# pic of my fishes



## aznb0i (Feb 14, 2008)

got bored today and decided to take pics of my fish with my camera phone. not the best...


----------



## ohiodave (Nov 11, 2007)

those are some pretty good cellphone pics, oh and nice fish too.


----------



## aznb0i (Feb 14, 2008)

thanks! I really need a good camera. I was surfing through this forum and saw tons of good photos!


----------



## Tex Gal (Nov 1, 2007)

Neat Plecos!


----------



## Jessie (Apr 23, 2007)

How pretty! LF Albino Bristlenoses always remind me of Salukis


----------



## aznb0i (Feb 14, 2008)

Thanks again by the way what is a Salukis? sorry lol


----------



## cs_gardener (Apr 28, 2006)

Nice looking fish! Darned good pictures for a camera phone.

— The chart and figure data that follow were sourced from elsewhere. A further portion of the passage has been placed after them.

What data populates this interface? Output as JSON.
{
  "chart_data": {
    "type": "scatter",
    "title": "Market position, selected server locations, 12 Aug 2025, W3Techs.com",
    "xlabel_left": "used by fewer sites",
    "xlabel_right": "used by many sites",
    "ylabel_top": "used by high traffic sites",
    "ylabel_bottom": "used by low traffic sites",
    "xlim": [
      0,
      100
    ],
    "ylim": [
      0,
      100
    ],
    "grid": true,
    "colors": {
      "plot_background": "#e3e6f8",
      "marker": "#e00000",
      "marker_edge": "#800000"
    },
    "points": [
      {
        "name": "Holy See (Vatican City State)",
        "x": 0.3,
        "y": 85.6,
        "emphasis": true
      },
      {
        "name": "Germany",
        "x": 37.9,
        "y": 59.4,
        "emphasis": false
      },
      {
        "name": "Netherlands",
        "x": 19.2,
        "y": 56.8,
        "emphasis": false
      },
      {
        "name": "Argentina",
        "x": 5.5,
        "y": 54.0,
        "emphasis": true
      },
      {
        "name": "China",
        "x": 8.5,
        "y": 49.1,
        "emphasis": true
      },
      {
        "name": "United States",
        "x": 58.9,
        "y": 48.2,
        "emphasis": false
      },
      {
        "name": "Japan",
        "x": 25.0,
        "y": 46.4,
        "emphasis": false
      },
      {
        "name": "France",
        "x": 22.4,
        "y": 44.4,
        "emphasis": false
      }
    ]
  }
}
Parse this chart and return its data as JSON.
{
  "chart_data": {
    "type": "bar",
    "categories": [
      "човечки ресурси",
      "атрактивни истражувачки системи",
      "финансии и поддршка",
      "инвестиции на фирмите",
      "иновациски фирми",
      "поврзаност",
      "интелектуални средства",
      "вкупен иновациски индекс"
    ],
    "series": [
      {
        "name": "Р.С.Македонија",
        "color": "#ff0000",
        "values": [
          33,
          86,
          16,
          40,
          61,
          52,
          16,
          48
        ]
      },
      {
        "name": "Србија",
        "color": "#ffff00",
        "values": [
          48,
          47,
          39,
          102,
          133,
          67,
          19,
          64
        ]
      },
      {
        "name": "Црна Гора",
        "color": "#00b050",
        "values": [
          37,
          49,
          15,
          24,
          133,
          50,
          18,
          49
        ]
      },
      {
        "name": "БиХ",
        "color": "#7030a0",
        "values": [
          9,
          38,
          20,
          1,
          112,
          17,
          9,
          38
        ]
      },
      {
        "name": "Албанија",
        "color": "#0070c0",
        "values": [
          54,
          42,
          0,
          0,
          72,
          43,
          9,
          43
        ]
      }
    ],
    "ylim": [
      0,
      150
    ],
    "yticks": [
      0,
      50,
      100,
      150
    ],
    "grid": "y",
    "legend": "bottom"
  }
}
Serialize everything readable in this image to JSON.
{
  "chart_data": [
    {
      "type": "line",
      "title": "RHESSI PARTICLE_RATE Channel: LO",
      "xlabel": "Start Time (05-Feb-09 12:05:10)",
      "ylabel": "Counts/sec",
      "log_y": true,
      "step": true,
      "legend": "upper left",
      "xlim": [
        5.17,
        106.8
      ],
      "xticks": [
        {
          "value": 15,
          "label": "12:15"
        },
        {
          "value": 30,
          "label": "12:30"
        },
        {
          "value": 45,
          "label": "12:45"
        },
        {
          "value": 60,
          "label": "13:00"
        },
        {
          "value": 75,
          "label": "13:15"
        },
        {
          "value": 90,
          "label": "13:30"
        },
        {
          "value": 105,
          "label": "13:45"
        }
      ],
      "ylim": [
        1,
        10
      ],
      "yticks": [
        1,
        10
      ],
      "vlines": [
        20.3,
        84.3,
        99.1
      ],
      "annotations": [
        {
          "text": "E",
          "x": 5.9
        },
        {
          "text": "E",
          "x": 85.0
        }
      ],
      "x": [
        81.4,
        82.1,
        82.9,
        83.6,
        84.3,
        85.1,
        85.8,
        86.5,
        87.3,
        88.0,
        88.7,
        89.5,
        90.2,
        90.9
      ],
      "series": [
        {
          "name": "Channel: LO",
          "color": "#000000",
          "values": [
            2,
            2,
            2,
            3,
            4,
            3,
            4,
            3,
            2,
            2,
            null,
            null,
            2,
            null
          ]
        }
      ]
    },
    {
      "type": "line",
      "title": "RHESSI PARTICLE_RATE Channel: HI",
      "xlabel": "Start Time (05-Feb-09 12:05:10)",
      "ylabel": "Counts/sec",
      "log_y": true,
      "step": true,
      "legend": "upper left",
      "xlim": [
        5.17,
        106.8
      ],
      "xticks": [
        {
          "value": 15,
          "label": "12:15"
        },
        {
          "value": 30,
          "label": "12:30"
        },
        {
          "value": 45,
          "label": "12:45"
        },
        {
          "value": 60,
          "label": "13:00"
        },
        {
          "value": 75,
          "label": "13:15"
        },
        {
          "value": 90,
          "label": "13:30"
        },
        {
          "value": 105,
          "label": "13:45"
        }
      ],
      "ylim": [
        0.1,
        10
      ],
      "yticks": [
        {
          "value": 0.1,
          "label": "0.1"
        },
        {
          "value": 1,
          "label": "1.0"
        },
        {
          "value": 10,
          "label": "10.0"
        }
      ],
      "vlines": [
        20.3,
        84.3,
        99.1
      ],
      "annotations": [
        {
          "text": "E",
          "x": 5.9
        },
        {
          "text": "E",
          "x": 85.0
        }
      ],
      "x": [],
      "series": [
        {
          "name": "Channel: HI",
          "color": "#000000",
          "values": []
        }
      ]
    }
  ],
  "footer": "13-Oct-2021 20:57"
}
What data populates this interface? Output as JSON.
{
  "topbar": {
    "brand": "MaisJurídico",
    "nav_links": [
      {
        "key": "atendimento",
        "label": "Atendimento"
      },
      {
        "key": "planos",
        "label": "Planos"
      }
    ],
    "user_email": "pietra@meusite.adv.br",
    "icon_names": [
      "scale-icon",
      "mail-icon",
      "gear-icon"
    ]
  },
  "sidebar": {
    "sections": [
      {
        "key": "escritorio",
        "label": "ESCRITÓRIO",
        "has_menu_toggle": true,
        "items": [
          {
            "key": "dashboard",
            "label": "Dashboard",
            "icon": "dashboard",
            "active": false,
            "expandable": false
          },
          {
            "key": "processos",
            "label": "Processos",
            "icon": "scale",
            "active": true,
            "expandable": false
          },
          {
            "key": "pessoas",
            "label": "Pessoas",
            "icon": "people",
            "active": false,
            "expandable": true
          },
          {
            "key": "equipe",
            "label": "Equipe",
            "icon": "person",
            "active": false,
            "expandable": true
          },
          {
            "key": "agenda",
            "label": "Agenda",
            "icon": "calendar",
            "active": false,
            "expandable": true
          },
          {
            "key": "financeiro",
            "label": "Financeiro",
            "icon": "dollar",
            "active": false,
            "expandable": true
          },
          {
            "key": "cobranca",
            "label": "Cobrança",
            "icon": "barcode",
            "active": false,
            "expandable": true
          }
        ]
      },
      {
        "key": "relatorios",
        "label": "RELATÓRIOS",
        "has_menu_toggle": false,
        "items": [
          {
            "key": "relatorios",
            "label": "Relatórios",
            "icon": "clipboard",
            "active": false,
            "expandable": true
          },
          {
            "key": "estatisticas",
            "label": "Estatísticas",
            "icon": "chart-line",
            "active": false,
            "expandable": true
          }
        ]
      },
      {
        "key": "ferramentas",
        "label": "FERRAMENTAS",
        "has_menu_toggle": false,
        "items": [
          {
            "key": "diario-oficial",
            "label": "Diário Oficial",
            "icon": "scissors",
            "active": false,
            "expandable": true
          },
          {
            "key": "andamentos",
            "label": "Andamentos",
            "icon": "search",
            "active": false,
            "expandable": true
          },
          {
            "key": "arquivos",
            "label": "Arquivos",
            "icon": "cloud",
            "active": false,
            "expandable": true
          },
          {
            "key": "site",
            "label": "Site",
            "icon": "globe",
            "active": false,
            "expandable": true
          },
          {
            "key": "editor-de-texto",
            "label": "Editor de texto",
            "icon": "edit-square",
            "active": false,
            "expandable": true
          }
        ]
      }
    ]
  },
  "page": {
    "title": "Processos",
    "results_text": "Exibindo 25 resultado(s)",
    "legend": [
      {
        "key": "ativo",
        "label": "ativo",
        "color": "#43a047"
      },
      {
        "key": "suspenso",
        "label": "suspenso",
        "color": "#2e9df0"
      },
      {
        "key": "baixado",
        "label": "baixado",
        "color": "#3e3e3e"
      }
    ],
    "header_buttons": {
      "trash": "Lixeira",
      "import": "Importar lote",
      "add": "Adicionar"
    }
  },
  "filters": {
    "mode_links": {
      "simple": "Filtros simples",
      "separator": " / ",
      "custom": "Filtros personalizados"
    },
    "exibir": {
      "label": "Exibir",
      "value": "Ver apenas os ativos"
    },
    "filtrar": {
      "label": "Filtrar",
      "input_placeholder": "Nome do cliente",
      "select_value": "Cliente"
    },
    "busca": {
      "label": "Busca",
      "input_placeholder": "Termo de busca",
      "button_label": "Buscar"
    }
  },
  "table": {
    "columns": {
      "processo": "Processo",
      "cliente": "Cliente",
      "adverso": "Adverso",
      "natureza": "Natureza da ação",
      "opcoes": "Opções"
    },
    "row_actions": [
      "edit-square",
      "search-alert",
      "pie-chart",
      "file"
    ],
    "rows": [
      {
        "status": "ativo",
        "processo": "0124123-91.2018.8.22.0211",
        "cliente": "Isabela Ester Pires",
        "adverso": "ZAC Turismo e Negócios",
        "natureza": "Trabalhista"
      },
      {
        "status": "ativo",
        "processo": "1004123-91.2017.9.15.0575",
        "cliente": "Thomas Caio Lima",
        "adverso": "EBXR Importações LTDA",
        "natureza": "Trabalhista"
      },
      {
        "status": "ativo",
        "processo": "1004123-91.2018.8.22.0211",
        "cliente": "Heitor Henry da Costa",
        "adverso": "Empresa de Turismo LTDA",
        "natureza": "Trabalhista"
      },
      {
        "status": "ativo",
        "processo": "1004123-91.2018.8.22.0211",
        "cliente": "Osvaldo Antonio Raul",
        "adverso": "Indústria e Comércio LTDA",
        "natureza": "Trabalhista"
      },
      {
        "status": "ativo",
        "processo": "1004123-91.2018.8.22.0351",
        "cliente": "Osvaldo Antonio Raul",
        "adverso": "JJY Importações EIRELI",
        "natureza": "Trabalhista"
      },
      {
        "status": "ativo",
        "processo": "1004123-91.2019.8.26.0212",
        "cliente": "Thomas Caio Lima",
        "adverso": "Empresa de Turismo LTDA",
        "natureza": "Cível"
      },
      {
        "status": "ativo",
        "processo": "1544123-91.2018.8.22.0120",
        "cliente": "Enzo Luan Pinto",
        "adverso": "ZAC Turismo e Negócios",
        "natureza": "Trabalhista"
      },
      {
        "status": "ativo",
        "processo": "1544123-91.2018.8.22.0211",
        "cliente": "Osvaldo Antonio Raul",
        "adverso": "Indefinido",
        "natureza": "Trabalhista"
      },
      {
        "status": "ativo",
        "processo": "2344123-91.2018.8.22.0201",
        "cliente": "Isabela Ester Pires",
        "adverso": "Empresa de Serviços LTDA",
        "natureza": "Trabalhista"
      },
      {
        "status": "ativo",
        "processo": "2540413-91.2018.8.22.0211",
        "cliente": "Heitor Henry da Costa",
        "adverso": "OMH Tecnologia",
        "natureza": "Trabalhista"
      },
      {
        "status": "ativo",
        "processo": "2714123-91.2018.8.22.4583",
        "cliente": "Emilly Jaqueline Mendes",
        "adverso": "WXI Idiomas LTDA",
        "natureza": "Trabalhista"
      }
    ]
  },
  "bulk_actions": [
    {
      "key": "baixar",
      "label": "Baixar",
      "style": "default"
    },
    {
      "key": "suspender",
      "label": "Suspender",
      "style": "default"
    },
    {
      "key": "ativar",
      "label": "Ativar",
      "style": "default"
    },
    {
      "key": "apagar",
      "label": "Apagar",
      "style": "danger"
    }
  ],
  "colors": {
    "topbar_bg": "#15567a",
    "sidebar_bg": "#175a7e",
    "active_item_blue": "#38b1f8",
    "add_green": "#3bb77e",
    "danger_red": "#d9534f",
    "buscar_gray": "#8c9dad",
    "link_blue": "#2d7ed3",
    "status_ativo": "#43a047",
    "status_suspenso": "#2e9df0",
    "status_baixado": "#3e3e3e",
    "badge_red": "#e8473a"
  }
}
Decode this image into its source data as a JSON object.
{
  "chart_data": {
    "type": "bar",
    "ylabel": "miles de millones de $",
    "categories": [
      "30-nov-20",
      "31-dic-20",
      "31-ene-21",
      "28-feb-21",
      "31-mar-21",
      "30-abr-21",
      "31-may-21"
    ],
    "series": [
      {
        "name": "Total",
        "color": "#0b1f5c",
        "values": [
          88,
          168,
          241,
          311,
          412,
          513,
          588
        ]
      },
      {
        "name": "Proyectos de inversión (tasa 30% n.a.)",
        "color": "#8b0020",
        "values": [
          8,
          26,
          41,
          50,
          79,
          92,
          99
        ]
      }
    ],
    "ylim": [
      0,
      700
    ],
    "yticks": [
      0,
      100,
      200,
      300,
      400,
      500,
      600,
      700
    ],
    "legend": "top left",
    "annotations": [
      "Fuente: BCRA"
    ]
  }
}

BTW, a Saluki is a breed of dog that looks similar to a greyhound with long ears and long hair on its ears and tail and feathers on it's legs. The rest of it's fur is quite short. I'd say it's the unexpected bristles on the BN pleco that makes her think of the out of place long fur of Salukis.


----------



## aznb0i (Feb 14, 2008)

yup 2 mega pix so not bad at all for a camera phone! it also has flash to. sounds like a cool dog. maybe I will have a comparison of them two


----------



## Luisjose (Nov 9, 2007)

good pictures!


----------